Approach 1: API Proxy with Langfuse tracing
fuseproxy is a self-hostable API proxy that runs locally and intercepts the calls a coding agent makes to its LLM provider. Rather than requests going directly to Anthropic or OpenAI, they are routed through fuseproxy, which instruments them with the Langfuse SDK, capturing prompts, system instructions, tool definitions, token usage, and cost.
This approach is less concerned with tracking an agent session end-to-end, and more focused on how the agent uses the model: what instructions are injected via prompt scaffolding or the system prompt, how much of the context window is consumed, how aggressively caching is used and how efficiently.
When an agent fails to complete a task, you can open the Langfuse dashboard and inspect the requests it sent: what content the agent retrieved and how it was surfaced to the model, which tool call failed and why, and how the context was structured at the time. Armed with those findings, you can update your AGENTS.md, add targeted hooks, or apply prompt engineering to steer the agent toward better outcomes.
That said, this approach has two limitations worth noting:
- Extra network hop — requests travel through the local proxy on the way to the LLM API and back, adding latency.
- Stateless by design — each LLM interaction is treated independently, with no notion of a containing agent session.
Approach 2: Hooks-Based Observability
N.B.: Claude Code already exposes OTel-compatible observability traces natively: this is an experiment to explore what hooks-based observability looks like in practice, and what it can offer beyond that.

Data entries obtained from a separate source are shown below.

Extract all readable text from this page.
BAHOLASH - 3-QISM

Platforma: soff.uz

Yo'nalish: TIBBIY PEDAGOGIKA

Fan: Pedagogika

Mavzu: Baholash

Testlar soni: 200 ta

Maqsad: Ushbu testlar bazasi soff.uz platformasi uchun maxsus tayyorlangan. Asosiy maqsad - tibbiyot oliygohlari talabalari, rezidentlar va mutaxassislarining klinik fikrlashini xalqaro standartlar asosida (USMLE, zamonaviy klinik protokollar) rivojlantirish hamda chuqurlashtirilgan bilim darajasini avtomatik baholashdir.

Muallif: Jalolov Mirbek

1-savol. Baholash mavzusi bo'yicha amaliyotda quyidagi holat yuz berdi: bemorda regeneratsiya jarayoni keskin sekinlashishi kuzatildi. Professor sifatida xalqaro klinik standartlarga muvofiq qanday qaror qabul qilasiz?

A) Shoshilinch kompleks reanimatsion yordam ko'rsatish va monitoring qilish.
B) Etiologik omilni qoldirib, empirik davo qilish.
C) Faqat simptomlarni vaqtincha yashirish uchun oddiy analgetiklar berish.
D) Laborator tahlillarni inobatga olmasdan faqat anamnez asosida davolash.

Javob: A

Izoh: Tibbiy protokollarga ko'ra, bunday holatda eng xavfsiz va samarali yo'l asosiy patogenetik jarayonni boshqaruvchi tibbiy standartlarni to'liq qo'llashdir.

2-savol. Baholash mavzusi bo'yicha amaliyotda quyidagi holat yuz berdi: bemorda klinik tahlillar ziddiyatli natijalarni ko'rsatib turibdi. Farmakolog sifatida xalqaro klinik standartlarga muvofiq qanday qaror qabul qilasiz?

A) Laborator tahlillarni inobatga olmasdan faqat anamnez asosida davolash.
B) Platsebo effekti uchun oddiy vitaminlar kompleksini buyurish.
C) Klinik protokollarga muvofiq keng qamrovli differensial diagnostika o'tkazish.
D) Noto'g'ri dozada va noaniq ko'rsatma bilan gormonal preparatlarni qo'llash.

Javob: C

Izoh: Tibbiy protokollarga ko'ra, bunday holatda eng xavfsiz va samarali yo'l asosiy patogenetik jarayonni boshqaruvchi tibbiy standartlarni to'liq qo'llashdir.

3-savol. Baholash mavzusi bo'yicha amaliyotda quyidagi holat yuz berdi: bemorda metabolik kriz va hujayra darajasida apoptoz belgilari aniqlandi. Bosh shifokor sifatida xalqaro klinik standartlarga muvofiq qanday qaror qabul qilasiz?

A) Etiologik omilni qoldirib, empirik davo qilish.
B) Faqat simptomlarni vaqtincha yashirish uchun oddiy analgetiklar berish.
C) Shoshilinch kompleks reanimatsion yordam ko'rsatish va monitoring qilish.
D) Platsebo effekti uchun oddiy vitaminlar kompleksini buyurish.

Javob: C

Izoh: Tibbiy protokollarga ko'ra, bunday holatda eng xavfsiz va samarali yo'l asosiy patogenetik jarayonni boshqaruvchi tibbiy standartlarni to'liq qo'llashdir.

instrument-claude uses Claude Code’s hooks system to collect instrumentation data about agent sessions. The Claude documentation defines hooks as user-defined shell commands, HTTP endpoints, or LLM prompts that execute automatically at specific points in Claude Code’s lifecycle. By listening to the events the CLI emits as it boots, runs, and shuts down, you can reconstruct a complete picture of any past interaction.
instrument-claude exposes a simple HTTP server with a /hooks endpoint. Claude Code (configured via the hooks entry in .claude/settings.local.json) sends hook events to this endpoint automatically. As events arrive, the server parses them and maintains an in-memory state map tracking active sessions, turns, tool calls, and sub-agents. These are cross-referenced and structured into a trace through context propagation, following the hierarchy: session → turn → tool call, and session → turn → sub-agent → tool call.
Traces are exported to an OpenTelemetry Collector and forwarded to Jaeger. Like fuseproxy, instrument-claude is fully self-hostable. Inside Jaeger, you can explore traces through span attributes (the primary carrier of hook event data) and events, used for secondary hook signals.
The main strength of this approach is session-level fidelity: every event within a session is captured and linked. The tradeoff is that, without a direct LLM proxy, you lose the granularity that comes with intercepting API calls: detailed token usage, cost estimation, and raw prompt inspection. The two approaches are complementary, though: you can point Claude Code’s base URL at fuseproxy and configure hooks simultaneously, combining session-level structure with API-level detail.
Conclusion
Coding agents are becoming a routine part of software development workflows, yet most of them still operate as black boxes: opaque about what they retrieve, what they send to the model, and why they fail when they do. The two approaches explored here take different cuts at the same problem.
fuseproxy gives you a window into the model layer: what goes in, what comes out, how much it costs, and how efficiently context and caching are used. instrument-claude gives you the session layer: the full arc of an interaction, structured as a navigable trace from first prompt to final tool call. Neither approach is complete on its own, but used together, they provide the kind of observability that makes debugging a real agent failure something other than guesswork.